Monday, May 24, 2010

The calabash of dreams

I was fortunate enough to get tickets for the inaugural game at Soccer City in Soweto last Saturday. Designed to resemble a traditional African cooking pot or calabash, the stadium is set to be host to the opening game and the final of the 2010 World Cup. South Africa’s version of the FA Cup, the Nedbank Cup (readers of a Scottish persuasion will find the name amusing) final was contested by two of the smaller teams in the top flight; Bidvest Wits and Amazulu. Over 74,000 fans were there to witness unfancied Wits win their first trophy of coach Roger De Sa’s tenure, winning 3-0 with the last two goals coming in the dying moments of the second half. Yet the game was secondary in many respects. A Wits – Amazulu fixture would usually be lucky to get the attendance of a regular Torquay United home game; the other 72,000 were there to be a part of South African soccer history. As such, there were few Wits and Amazulu shirts on display in the crowd, most preferring to wear the colours of Bafana Bafana, the South African national team.

Outside Soccer City

South African President Jacob Zuma was there to officially open the stadium, which cuts a striking presence on the Sowetan landscape. I was initially sceptical of the design but as I stood in front of it, I couldn’t help but marvel at the unique construction. Two years ago, much of the western media focus was on whether South Africa would be able to finish the stadia in time with Australia and England being touted as possible alternatives but such fears have been proved unfounded. However concerns still remain. As with the organised chaos of the park and ride system implemented during last year’s Confederations Cup, the traffic was gridlocked and the game was delayed for 30 minutes. Some bright spark thought that it was a good idea to hold both the Nedbank Cup final (74,000 people) and the Super 14 rugby semi-final between the Bulls and the Crusaders at Orlando Stadium in Soweto (40,000 people) at the same time on the same day. It was asking for trouble with the traffic cops seemingly unable to prevent drivers driving the wrong way down the roads and causing mayhem. This combined with the usual erratic driving style in this country created a problem that needs urgent attention. Tonight is Bafana v Bulgaria in a World Cup warm up at Orlando Stadium. Hopefully the traffic issue will be better but the evening traffic to Soweto will prove to be another irritating obstacle.

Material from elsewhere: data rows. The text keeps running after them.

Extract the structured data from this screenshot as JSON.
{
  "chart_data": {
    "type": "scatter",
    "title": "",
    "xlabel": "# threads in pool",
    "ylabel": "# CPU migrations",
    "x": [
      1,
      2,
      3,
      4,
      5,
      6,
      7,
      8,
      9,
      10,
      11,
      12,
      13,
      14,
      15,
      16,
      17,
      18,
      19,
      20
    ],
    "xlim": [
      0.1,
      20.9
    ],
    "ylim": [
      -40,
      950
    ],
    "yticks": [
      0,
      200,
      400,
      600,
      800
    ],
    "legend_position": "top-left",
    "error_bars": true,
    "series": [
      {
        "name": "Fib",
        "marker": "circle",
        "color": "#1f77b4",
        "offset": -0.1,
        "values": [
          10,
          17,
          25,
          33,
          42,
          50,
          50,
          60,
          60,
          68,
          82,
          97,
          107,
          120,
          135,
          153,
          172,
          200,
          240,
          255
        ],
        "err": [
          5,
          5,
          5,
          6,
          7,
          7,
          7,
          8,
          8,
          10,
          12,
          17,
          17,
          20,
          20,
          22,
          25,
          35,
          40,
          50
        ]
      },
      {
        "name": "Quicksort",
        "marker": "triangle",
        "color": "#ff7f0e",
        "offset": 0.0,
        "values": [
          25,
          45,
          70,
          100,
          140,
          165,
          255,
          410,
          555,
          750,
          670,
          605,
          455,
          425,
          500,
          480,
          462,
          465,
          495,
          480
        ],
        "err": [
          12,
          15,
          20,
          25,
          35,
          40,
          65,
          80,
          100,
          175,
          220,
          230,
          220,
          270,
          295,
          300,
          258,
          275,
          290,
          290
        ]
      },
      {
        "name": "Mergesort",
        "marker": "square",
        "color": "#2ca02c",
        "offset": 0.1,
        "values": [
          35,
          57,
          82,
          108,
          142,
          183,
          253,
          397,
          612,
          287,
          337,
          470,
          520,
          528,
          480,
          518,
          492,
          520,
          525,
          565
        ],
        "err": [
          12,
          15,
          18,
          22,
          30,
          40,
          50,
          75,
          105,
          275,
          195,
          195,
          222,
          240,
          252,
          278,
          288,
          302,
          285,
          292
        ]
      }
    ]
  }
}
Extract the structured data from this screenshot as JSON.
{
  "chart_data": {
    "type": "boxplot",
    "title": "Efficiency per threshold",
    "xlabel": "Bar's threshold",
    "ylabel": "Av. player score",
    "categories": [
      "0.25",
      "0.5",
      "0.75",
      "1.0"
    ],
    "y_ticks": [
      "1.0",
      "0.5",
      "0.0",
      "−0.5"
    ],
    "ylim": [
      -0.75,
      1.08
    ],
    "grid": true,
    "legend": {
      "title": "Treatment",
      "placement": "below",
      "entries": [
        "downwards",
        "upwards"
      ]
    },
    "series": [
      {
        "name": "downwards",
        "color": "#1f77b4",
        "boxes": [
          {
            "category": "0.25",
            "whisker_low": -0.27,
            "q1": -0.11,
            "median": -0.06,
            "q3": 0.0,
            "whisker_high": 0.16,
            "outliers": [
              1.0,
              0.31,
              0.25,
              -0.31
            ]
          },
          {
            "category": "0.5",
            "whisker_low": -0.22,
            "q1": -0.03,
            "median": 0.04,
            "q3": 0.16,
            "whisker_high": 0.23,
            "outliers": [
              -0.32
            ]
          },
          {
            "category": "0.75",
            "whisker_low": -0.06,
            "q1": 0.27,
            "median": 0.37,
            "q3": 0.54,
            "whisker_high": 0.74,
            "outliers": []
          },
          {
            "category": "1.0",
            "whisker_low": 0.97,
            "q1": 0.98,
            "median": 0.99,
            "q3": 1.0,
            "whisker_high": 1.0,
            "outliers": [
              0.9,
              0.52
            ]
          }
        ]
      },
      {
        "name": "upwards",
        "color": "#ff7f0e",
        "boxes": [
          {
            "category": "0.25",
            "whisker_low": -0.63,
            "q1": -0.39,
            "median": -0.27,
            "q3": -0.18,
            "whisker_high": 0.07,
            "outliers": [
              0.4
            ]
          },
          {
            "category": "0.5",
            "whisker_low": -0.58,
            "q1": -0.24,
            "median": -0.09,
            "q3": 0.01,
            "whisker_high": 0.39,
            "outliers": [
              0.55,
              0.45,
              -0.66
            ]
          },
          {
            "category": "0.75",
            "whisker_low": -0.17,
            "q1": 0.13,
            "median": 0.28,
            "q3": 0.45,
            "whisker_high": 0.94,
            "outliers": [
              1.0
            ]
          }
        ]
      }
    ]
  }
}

Gridlock outside the stadium
Inside Soccer City

I thought that World Cup adverts in the UK were already at overkill level but this place has gone football loopy. Not only are there the usual adverts calling on South Africans to get behind the team by drinking a certain brand of beer, subscribing to a certain cellphone network or banking with a certain bank, but story lines in TV soaps are dominated by the world cup. In one soap last Friday evening, almost every character was wearing a Bafana shirt and footballs and vuvuzelas were in virtually every shot. In one scene, female characters were discussing which Bafana player they fancied. It would be like Mo Slater in the Queen Vic exclaiming that “she wouldn't mind a piece of John Terry” (urrghh!). Yet while optimism abounds in some quarters, there is also a lot of scepticism over the benefits that the World Cup is alleged to bring.